Reach out to help the children

 

To the Editor:

What grief is deeper or more hopeless than that of a child who has lost their parent?

Our government has implemented a barbaric practice of separating innocent children from their parents. This is not a partisan issue. Through this practice, innocent children are being tortured in our country on a daily basis. This is heinous. Our politicians seem unconcerned. Where is our humanity? Who is making this an issue? Who will? A judged ordered reunification, yet, hundreds (thousands?) of children continue to languish without their parents.

This practice traumatizes children and families in desperate need. The suffering they endure on a daily basis is unthinkable. Imagine your tiny child whisked away and kept from you and kept from comfort. Your very child. Imagine the distress. Imagine the hopelessness, trauma and horrific suffering. Innocent children suffer daily at our borders. They are tortured daily without their source of comfort and security, their parents.

We must make this an issue, because our leaders will not stand up and do so. Please join me in daily calls to our representatives until this outrageous practice ends. These are our children. Burr: 202-224-3154; Tillis: 202-224-6342; Meadows: 202-225-6401. We can make a difference.

Julia Simmons,

Sylva

 

Do we have a voice in Jackson County?

 

To the Editor:

Over the past few months, I have been met with personal hardship – ranging from anxiety about paying bills to making it through graduate school to dealing with sickness – all amid our already fearful political climate, as well as during my first year of marriage. What to do? What can I do, alone?

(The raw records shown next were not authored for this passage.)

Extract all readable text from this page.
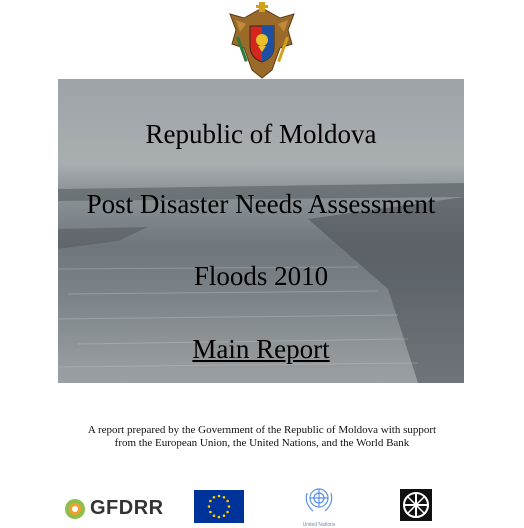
Republic of Moldova
Post Disaster Needs Assessment
Floods 2010
Main Report
A report prepared by the Government of the Republic of Moldova with support
from the European Union, the United Nations, and the World Bank
GFDRR
United Nations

I, like many other people in Jackson County who are struggling against the system, have felt hopeless to see much positive change affect what I’m going through now, this week, today. Yet, through these past few difficult months, I have found support and empowerment as a member of Down Home NC – a grassroots organization that aims for change, starting with me and others in the poor and working classes of Western North Carolina, who are used to thinking that we don’t have a voice, that our voice will not make a difference.

The reality is that we do have a voice when we come together. Down Home’s mission is to build power and a voice for poor and working folks in small towns and rural areas in North Carolina. We believe that power does not come only from money or position, but from people coming together. We believe that positive change comes from uniting our voices to be heard.

Down Home NC was founded for those of us who are dissatisfied because the system is failing to help us meet our basic needs. It exists for those of us who want to change the system, but don’t know how. That’s why Down Home is a member-led organization, a place where everyone has a voice to direct Down Home to work for the benefit of its members. It works when we come together, express what we need to see change in our community and work to make those changes together. Where Down Home has come together in other counties, our members have created positive changes for communities including increased wages, new facilities for addiction treatment and more.

Anyone here in our Jackson County community is welcome to join us in working on issues that matter most to us, such as jobs and wages, healthcare, mental health and addiction, and affordable housing.

If anything I’ve said hits home with you, I invite you to come to our next Down Home NC meeting. It will be at 4 p.m. on Saturday, Dec. 1, at St. John’s Episcopal Church in Sylva, near the First United Methodist Church and City Lights Bookstore. We’ll follow up on how the results of the mid-term elections affect us, talk about how to hold our newly elected officials on either side of the aisle accountable to meeting our needs, and of course we’ll also share a meal.

We can make Jackson County an affordable place to live and work. Together.